The abundance of labor force resources leading up to the demographic bonus in 2045 presents a unique challenge for Indonesia.
Concerns about the lack of job opportunities, job competition uncertainty, and preparations for entering an aging population demand specific strategies to address them.
Concurrently with these challenges, various changes and disruptions hinder the implementation of the national economic acceleration program.
Professor Anwar Sanusi, Secretary General of the Ministry of Manpower of Indonesia, conveyed the current state of Indonesia’s labor market, which various factors influence.
“Higher education institutions play a crucial role in employment because the consequence after graduation is entering the workforce. Our data here shows that graduates from higher education institutions still dominate the job market in urban areas,” said Professor Sanusi during a sharing session by the UGM Faculty of Social and Political Sciences on “Post-Grad Transition: Preparing for the Job Market” on Friday, September 22.
“In other words, those who originally come from rural areas and are given the opportunity for education in cities rarely return to their hometowns. We are committed to making these villages economic centers, creating a relationship between rural and urban areas.”
According to data from Statistics Indonesia, in 2023, as many as 75.63% of university graduates chose to work in urban areas. This has implications for the government’s rural development program outlined in Law Number 6 of 2014 concerning Villages.

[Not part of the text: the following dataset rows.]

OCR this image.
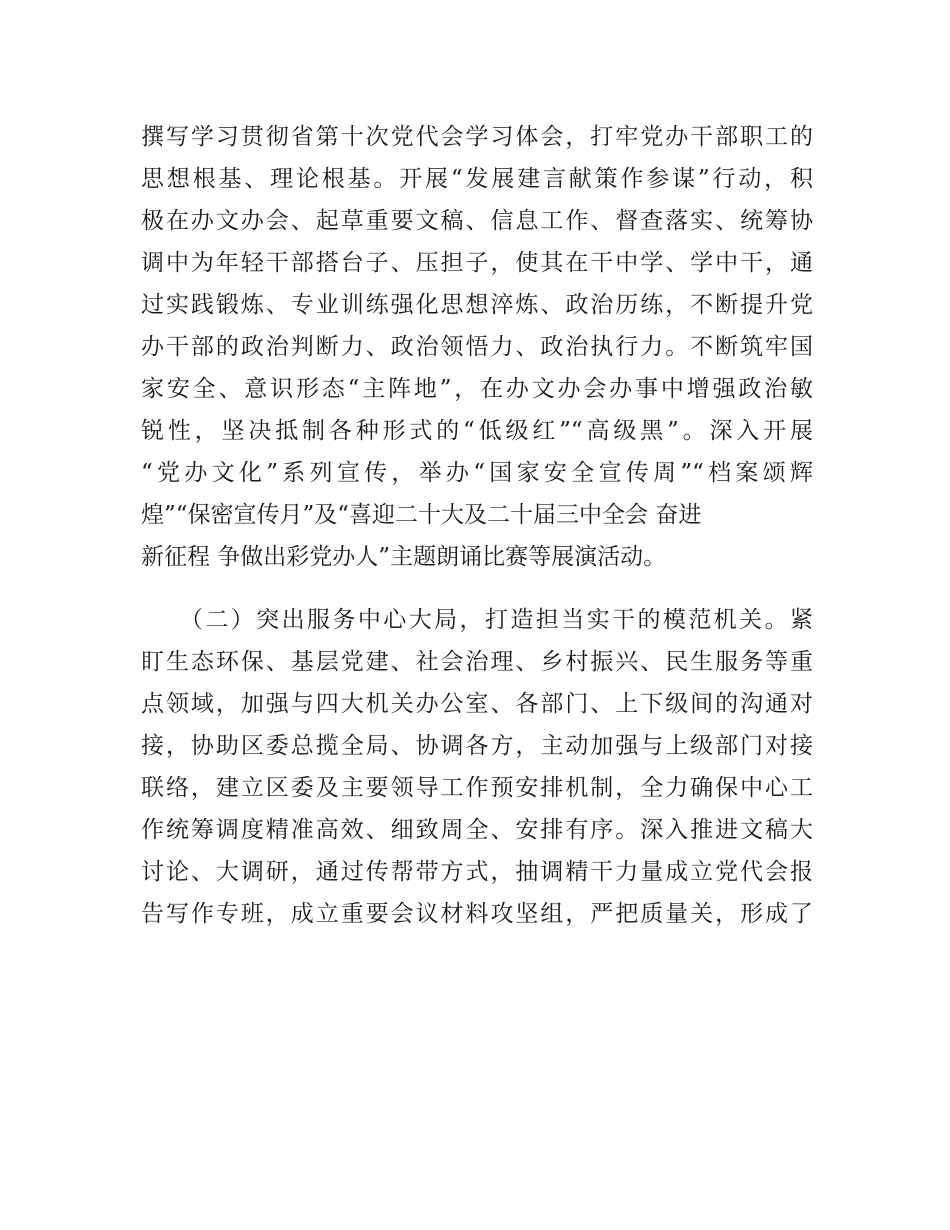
撰写学习贯彻省第十次党代会学习体会，打牢党办干部职工的
思想根基、理论根基。开展“发展建言献策作参谋”行动，积
极在办文办会、起草重要文稿、信息工作、督查落实、统筹协
调中为年轻干部搭台子、压担子，使其在干中学、学中干，通
过实践锻炼、专业训练强化思想淬炼、政治历练，不断提升党
办干部的政治判断力、政治领悟力、政治执行力。不断筑牢国
家安全、意识形态“主阵地”，在办文办会办事中增强政治敏
锐性，坚决抵制各种形式的“低级红”“高级黑”。深入开展
“党办文化”系列宣传，举办“国家安全宣传周”“档案颂辉
煌”“保密宣传月”及“喜迎二十大及二十届三中全会 奋进
新征程 争做出彩党办人”主题朗诵比赛等展演活动。
（二）突出服务中心大局，打造担当实干的模范机关。紧
盯生态环保、基层党建、社会治理、乡村振兴、民生服务等重
点领域，加强与四大机关办公室、各部门、上下级间的沟通对
接，协助区委总揽全局、协调各方，主动加强与上级部门对接
联络，建立区委及主要领导工作预安排机制，全力确保中心工
作统筹调度精准高效、细致周全、安排有序。深入推进文稿大
讨论、大调研，通过传帮带方式，抽调精干力量成立党代会报
告写作专班，成立重要会议材料攻坚组，严把质量关，形成了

Furthermore, when looking at the segmentation of job types, 86.91% of highly educated workers are only spread across the tertiary formal sector, such as trade and services.
Meanwhile, the primary sector, such as agriculture, the cornerstone of the nation’s food supply, has experienced a decline.
The secretary general mentioned that there has been de-agriculturalization in university graduate workers. Food production may weaken if left unaddressed, leading to a food crisis.
“When aggregated with all employment data, the situation is somewhat different. Most of the population works in the informal sector, especially rural areas. These people are vulnerable because they do not receive labor protection and employment rights,” said Professor Sanusi.
“However, during the pandemic, this sector was more able to survive than the formal sector, even when the formal sector was not operating.”
Additionally, the secondary sector, which has great potential, is less favored by university graduates.
The professor emphasized that the most significant example is the dynamics in agriculture, where interventions and development programs are still insufficient to harness the potential of the rural agriculture sector.
These obstacles are considered quite risky in facing the demographic bonus of the population in 2045 when 72% of the population enters the productive age.
“Japan has been productive for 49 years. In other words, it is almost there; it will enter the elderly population era. Only a few will be productive. This is an issue,” Professor Sanusi revealed.
“It will be a blessing if we can manage it well; otherwise, it will be a disaster. Firstly, if we can manage this golden period well, we will have accumulated savings when this dependency ratio increases.”
In addition to job sector segmentation and productivity, other employment issues emerge when looking at job trends among Generation Z. Currently, various job sectors, especially offices, implement the Digital Nomad or WFA (Work From Anywhere) system.
Workers are not required to be based in the office but are free to work from anywhere as long as they are connected to the internet. Some individuals have practiced this for years, working outside the office and then deciding to live in the destination location.
Generation Z highly favors this method in urban tertiary job sectors.
“Generation Z, when compared to previous generations, is quite different. They have exceptional digital knowledge, digital literacy, and better foreign language skills. However, their weakness lies in their lack of loyalty,” he added.
“That’s why the concept we promote in employment is ‘paid based on hours.’ This is actually what the Labor Law aims to provide. So, it’s not about weakening it but anticipating the future, where workers will no longer be paid monthly wages but will be paid per hour.”
Adjusting the system can take time and effort, considering that people are accustomed to the monthly wage system.
Therefore, there needs to be a formulation of a better system in accordance with the existing conditions. The labor system is expected to shape a productive society with full guarantees of welfare and fulfilled labor rights.